In many smaller U.S. markets, Best Western properties are slightly cheaper on average, especially once you factor in free breakfast and parking, but Holiday Inn can be just as competitive in big cities or near airports, so it is worth checking both for your exact dates.
Q2. Which brand has better free breakfast options?
Many Best Western and Best Western Plus hotels in North America include breakfast in the room rate, while standard Holiday Inn hotels often charge for breakfast, so value-focused travelers frequently find Best Western or Holiday Inn Express a better deal for families who would otherwise pay restaurant prices each morning.
Q3. Is Holiday Inn or Best Western better for business travel?

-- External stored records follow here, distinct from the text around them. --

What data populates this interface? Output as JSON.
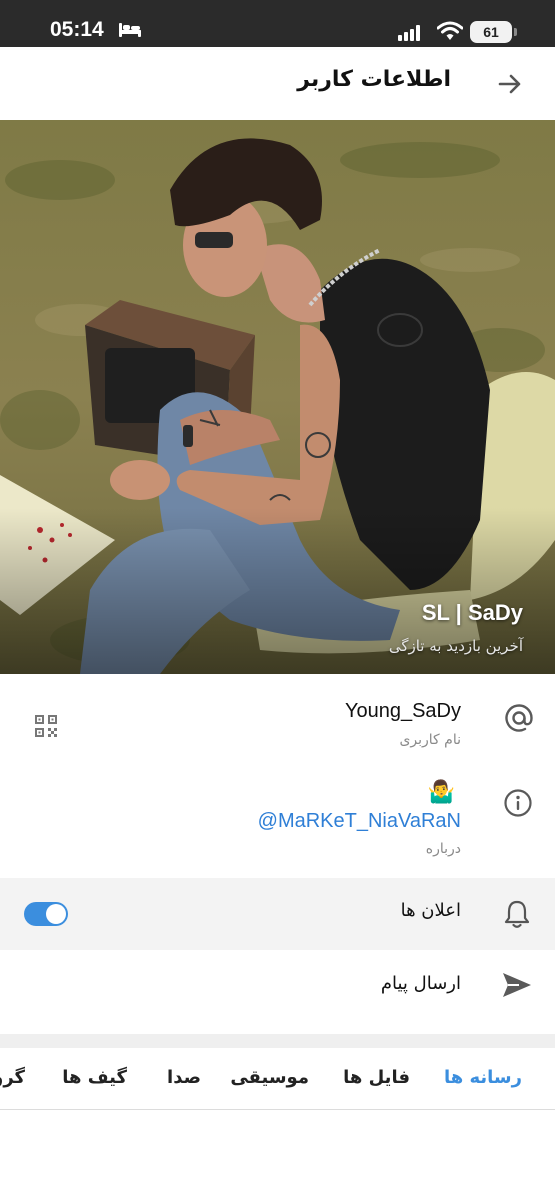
{
  "status_bar": {
    "time": "05:14",
    "battery": "61"
  },
  "header": {
    "title": "اطلاعات کاربر"
  },
  "profile": {
    "name": "SL | SaDy",
    "last_seen": "آخرین بازدید به تازگی"
  },
  "username_row": {
    "value": "Young_SaDy",
    "caption": "نام کاربری"
  },
  "about_row": {
    "emoji": "🤷‍♂️",
    "value": "@MaRKeT_NiaVaRaN",
    "caption": "درباره"
  },
  "notifications_row": {
    "label": "اعلان ها",
    "enabled": true
  },
  "send_row": {
    "label": "ارسال پیام"
  },
  "tabs": [
    {
      "label": "رسانه ها",
      "active": true
    },
    {
      "label": "فایل ها",
      "active": false
    },
    {
      "label": "موسیقی",
      "active": false
    },
    {
      "label": "صدا",
      "active": false
    },
    {
      "label": "گیف ها",
      "active": false
    },
    {
      "label": "گروه ها",
      "active": false
    }
  ],
  "colors": {
    "accent": "#3b8ede",
    "link": "#2f7fd6",
    "status_bar_bg": "#2b2b2b",
    "secondary_text": "#8a8a8a"
  }
}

Holiday Inn typically offers more standardized rooms, stronger coverage in major business hubs and easier integration with the IHG One Rewards program, which many corporate travelers already use, while Best Western can still work well for regional business trips, especially in smaller towns where its footprint is stronger.
Q4. Which loyalty program is more valuable, Best Western Rewards or IHG One Rewards?

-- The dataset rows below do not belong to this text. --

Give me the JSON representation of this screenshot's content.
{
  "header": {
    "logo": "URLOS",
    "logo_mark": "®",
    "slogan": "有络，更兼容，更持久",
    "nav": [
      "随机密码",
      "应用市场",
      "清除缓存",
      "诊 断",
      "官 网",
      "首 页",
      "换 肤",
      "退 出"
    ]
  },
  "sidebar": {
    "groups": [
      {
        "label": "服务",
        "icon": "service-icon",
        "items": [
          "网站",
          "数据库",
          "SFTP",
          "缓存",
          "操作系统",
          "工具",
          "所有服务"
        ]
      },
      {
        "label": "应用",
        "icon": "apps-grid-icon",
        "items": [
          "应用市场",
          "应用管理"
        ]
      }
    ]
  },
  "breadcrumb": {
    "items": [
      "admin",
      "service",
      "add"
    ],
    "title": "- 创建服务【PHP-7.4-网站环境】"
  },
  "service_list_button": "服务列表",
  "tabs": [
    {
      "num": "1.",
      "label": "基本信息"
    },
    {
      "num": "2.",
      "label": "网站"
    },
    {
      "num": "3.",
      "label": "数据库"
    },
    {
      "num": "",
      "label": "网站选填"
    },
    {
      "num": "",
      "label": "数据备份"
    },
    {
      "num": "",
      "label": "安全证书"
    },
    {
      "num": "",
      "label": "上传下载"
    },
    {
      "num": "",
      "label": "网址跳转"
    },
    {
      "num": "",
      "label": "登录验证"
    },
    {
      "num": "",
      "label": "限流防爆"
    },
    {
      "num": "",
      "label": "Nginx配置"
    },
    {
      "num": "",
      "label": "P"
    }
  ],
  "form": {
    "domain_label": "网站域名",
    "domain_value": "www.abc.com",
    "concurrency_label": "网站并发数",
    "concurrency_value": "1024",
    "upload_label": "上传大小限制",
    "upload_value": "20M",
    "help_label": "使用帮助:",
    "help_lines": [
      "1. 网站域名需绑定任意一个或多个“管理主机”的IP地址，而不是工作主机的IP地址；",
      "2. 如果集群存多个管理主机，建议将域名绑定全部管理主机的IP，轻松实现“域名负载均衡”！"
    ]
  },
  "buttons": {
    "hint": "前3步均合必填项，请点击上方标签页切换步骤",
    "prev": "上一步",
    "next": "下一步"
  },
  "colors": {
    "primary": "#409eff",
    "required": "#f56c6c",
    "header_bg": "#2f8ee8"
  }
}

IHG One Rewards generally offers more flexibility, more global earning and redemption options, and richer elite benefits at higher tiers, while Best Western Rewards can deliver very strong value through recurring bonus promotions and lower average nightly rates in some regions, particularly for frequent road travelers in North America.
Q5. Are rooms nicer at Holiday Inn or Best Western?

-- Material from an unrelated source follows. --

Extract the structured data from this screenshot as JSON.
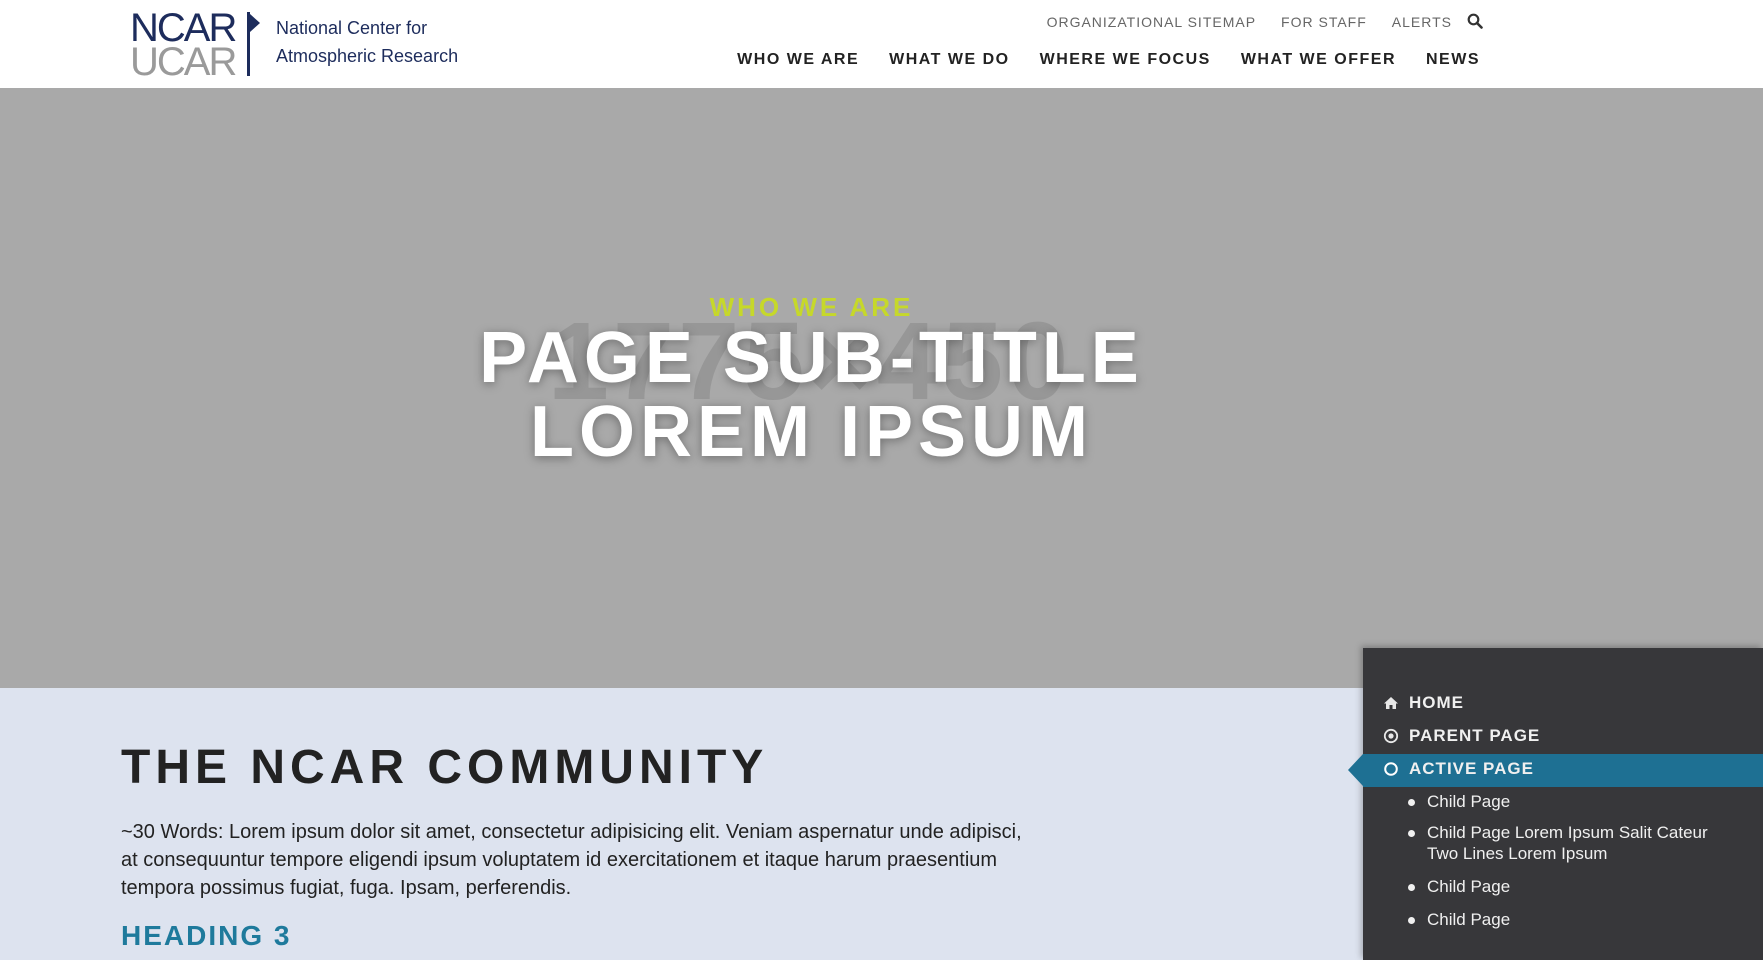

Modern Holiday Inn properties tend to feel more consistent in layout and design, but newer Best Western Plus and Premier hotels can match or exceed them in comfort, so real-world room quality depends heavily on when each individual property was last renovated rather than on the brand name alone.
Q6. Which brand is better for families with kids?
Holiday Inn often appeals to families thanks to kids-eat-free offers at many properties, larger pools and family-oriented locations near attractions, while Best Western’s free breakfast and no-fee parking at many hotels can be just as valuable for road-trip families watching total trip costs.
Q7. What about pet-friendly stays, Best Western vs Holiday Inn?
Best Western has a broad reputation for welcoming pets at many properties, especially along highway routes, whereas pet policies at Holiday Inn vary more widely, so pet owners often find it easier to secure reasonably priced, pet-friendly rooms across multiple towns with Best Western.
Q8. Do either of these brands charge resort or extra fees?
Most suburban Best Western and Holiday Inn properties keep fees relatively simple, but in resort or major urban locations some Holiday Inns and a smaller number of Best Westerns may add parking or destination fees, so it is important to check the total price, not just the base rate, before booking.
Q9. Which is better outside the United States?
Holiday Inn usually offers stronger coverage and more standardized experiences in major international cities and business hubs, while Best Western can be a great choice in smaller European towns or secondary markets where its independently run hotels provide local character at midscale prices.
Q10. If I only travel a few times a year, which brand should I pick?
For occasional travelers, the best choice is usually whichever specific hotel offers the lower total cost with good recent reviews for your dates, so it often makes sense to remain flexible, compare both Best Western and Holiday Inn each trip, and avoid locking yourself into one brand unless a loyalty promotion clearly tips the value in its favor.